Un club d’aînés du Restigouche entend mettre de la pression sur le gouvernement provincial afin de s’assurer que les personnes âgées puissent vieillir en sécurité, en santé et surtout dans la dignité en foyers de soins.

Une série de lettres, traitant chacune d’un enjeu spécifique, a été rédigée par les membres du Club Notre-Dame-des-Neiges de Campbellton et sera acheminée aux élus de la province.

Les instigateurs de ces missives demandent notamment au gouvernement de revoir les normes dans les foyers de soins, qu’il instaure des comités de résidents et de familles, qu’il exige une formation pour tout le personnel et les propriétaires de foyers de soins, et qu’il s’assure d’une bonne alimentation des résidents.

Cette pression des aînés restigouchois fait écho aux recommandations du rapport Vieillir dans l’indifférence et l’indignité publié l’été dernier par l’Association francophone des aînés du Nouveau-Brunswick (AFANB). D’autres groupes similaires ailleurs en province pourraient d’ailleurs suivre l’exemple du club de Campbellton.

Selon ce que rapportent les aînés de Notre-Dame-des-Neiges, et que l’on retrouve dans ce document, la pandémie a permis de révéler des failles à plusieurs niveaux dans les foyers. Gestion et distribution des médicaments, hygiène des aînés, propreté des lieux, recours à la malbouffe, inspections trop peu nombreuses, manque de communication avec les familles des résidents, lacune au niveau de la formation… Le portrait global de la situation est peu flatteur.

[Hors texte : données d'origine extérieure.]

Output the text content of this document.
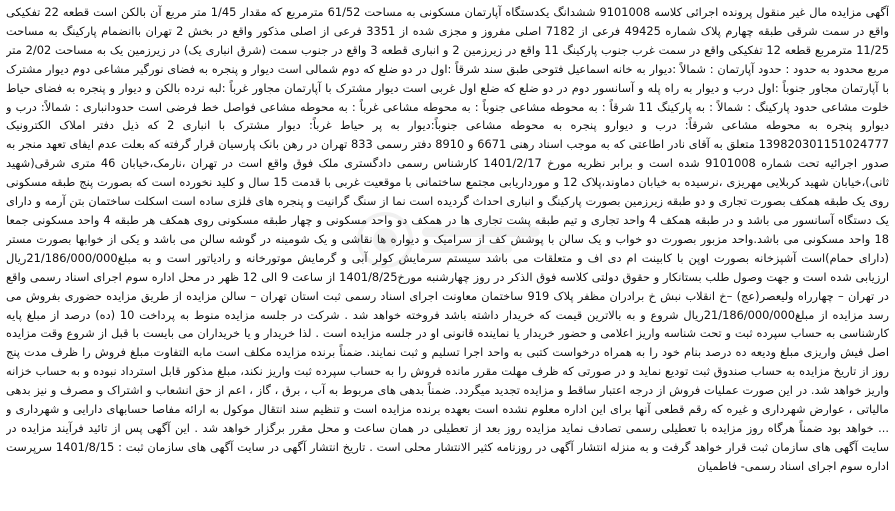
آگهی مزایده مال غیر منقول پرونده اجرائی کلاسه 9101008 ششدانگ یکدستگاه آپارتمان مسکونی به مساحت 61/52 مترمربع که مقدار 1/45 متر مربع آن بالکن است قطعه 22 تفکیکی واقع در سمت شرقی طبقه چهارم پلاک شماره 49425 فرعی از 7182 اصلی مفروز و مجزی شده از 3351 فرعی از اصلی مذکور واقع در بخش 2 تهران باانضمام پارکینگ به مساحت 11/25 مترمربع قطعه 12 تفکیکی واقع در سمت غرب جنوب پارکینگ 11 واقع در زیرزمین 2 و انباری قطعه 3 واقع در جنوب سمت (شرق انباری یک) در زیرزمین یک به مساحت 2/02 متر مربع محدود به حدود : حدود آپارتمان : شمالاً :دیوار به خانه اسماعیل فتوحی طبق سند شرقاً :اول در دو ضلع که دوم شمالی است دیوار و پنجره به فضای نورگیر مشاعی دوم دیوار مشترک با آپارتمان مجاور جنوباً :اول درب و دیوار به راه پله و آسانسور دوم در دو ضلع که ضلع اول غربی است دیوار مشترک با آپارتمان مجاور غرباً :لبه نرده بالکن و دیوار و پنجره به فضای حیاط خلوت مشاعی حدود پارکینگ : شمالاً : به پارکینگ 11 شرقاً : به محوطه مشاعی جنوباً : به محوطه مشاعی غرباً : به محوطه مشاعی فواصل خط فرضی است حدودانباری : شمالاً: درب و دیوارو پنجره به محوطه مشاعی شرقاً: درب و دیوارو پنجره به محوطه مشاعی جنوباً:دیوار به پر حیاط غرباً: دیوار مشترک با انباری 2 که ذیل دفتر املاک الکترونیک 139820301151024777 متعلق به آقای نادر اطاعتی که به موجب اسناد رهنی 6671 و 8910 دفتر رسمی 833 تهران در رهن بانک پارسیان قرار گرفته که بعلت عدم ایفای تعهد منجر به صدور اجرائیه تحت شماره 9101008 شده است و برابر نظریه مورخ 1401/2/17 کارشناس رسمی دادگستری ملک فوق واقع است در تهران ،نارمک،خیابان 46 متری شرقی(شهید ثانی)،خیابان شهید کربلایی مهریزی ،نرسیده به خیابان دماوند،پلاک 12 و مورداریابی مجتمع ساختمانی با موقعیت غربی با قدمت 15 سال و کلید نخورده است که بصورت پنج طبقه مسکونی روی یک طبقه همکف بصورت تجاری و دو طبقه زیرزمین بصورت پارکینگ و انباری احداث گردیده است نما از سنگ گرانیت و پنجره های فلزی ساده است اسکلت ساختمان بتن آرمه و دارای یک دستگاه آسانسور می باشد و در طبقه همکف 4 واحد تجاری و تیم طبقه پشت تجاری ها در همکف دو واحد مسکونی و چهار طبقه مسکونی روی همکف هر طبقه 4 واحد مسکونی جمعا 18 واحد مسکونی می باشد.واحد مزبور بصورت دو خواب و یک سالن با پوشش کف از سرامیک و دیواره ها نقاشی و یک شومینه در گوشه سالن می باشد و یکی از خوابها بصورت مستر (دارای حمام)است آشپزخانه بصورت اوپن با کابینت ام دی اف و متعلقات می باشد سیستم سرمایش کولر آبی و گرمایش موتورخانه و رادیاتور است و به مبلغ21/186/000/000ریال ارزیابی شده است و جهت وصول طلب بستانکار و حقوق دولتی کلاسه فوق الذکر در روز چهارشنبه مورخ1401/8/25 از ساعت 9 الی 12 ظهر در محل اداره سوم اجرای اسناد رسمی واقع در تهران – چهارراه ولیعصر(عج) –خ انقلاب نبش خ برادران مظفر پلاک 919 ساختمان معاونت اجرای اسناد رسمی ثبت استان تهران – سالن مزایده از طریق مزایده حضوری بفروش می رسد مزایده از مبلغ21/186/000/000ریال شروع و به بالاترین قیمت که خریدار داشته باشد فروخته خواهد شد . شرکت در جلسه مزایده منوط به پرداخت 10 (ده) درصد از مبلغ پایه کارشناسی به حساب سپرده ثبت و تحت شناسه واریز اعلامی و حضور خریدار یا نماینده قانونی او در جلسه مزایده است . لذا خریدار و یا خریداران می بایست با قبل از شروع وقت مزایده اصل فیش واریزی مبلغ ودیعه ده درصد بنام خود را به همراه درخواست کتبی به واحد اجرا تسلیم و ثبت نمایند. ضمناً برنده مزایده مکلف است مابه التفاوت مبلغ فروش را ظرف مدت پنج روز از تاریخ مزایده به حساب صندوق ثبت تودیع نماید و در صورتی که ظرف مهلت مقرر مانده فروش را به حساب سپرده ثبت واریز نکند، مبلغ مذکور قابل استرداد نبوده و به حساب خزانه واریز خواهد شد. در این صورت عملیات فروش از درجه اعتبار ساقط و مزایده تجدید میگردد. ضمناً بدهی های مربوط به آب ، برق ، گاز ، اعم از حق انشعاب و اشتراک و مصرف و نیز بدهی مالیاتی ، عوارض شهرداری و غیره که رقم قطعی آنها برای این اداره معلوم نشده است بعهده برنده مزایده است و تنظیم سند انتقال موکول به ارائه مفاصا حسابهای دارایی و شهرداری و ... خواهد بود ضمناً هرگاه روز مزایده با تعطیلی رسمی تصادف نماید مزایده روز بعد از تعطیلی در همان ساعت و محل مقرر برگزار خواهد شد . این آگهی پس از تائید فرآیند مزایده در سایت آگهی های سازمان ثبت قرار خواهد گرفت و به منزله انتشار آگهی در روزنامه کثیر الانتشار محلی است . تاریخ انتشار آگهی در سایت آگهی های سازمان ثبت : 1401/8/15 سرپرست اداره سوم اجرای اسناد رسمی- فاطمیان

«On sait que toutes ces situations se produisent, car les résidents en parlent à leur famille, à leurs amis, mais ils n’osent souvent pas dénoncer de peur d’être mis au rancart. On se doit donc de parler au nom des résidents, des familles. Et notre gouvernement a un rôle à jouer afin d’améliorer la situation de ces personnes en foyer. Il faut que ça change», explique Samia Awad du Club Notre-Dame-des-Neiges de Campbellton.

Colette Loire est présidente du club. Si elle insiste sur le fait qu’il existe de nombreux foyers des soins de qualité, elle soutient par contre que tous peuvent s’améliorer à différents égards.

«Il ne faut pas généraliser, il y a de bons foyers. Mais, de façon générale, il y a trop de lacunes dans ces établissements. C’est ce qui fait qu’encore aujourd’hui, beaucoup d’aînés craignent d’aller en foyer, qu’ils ne veulent absolument rien savoir de ça. Certains en ont même carrément peur», explique-t-elle.

Ce que son groupe revendique?

En somme que les foyers soient davantage imputables du séjour de leurs pensionnaires et qu’ils en fassent plus pour le rendre plus agréable.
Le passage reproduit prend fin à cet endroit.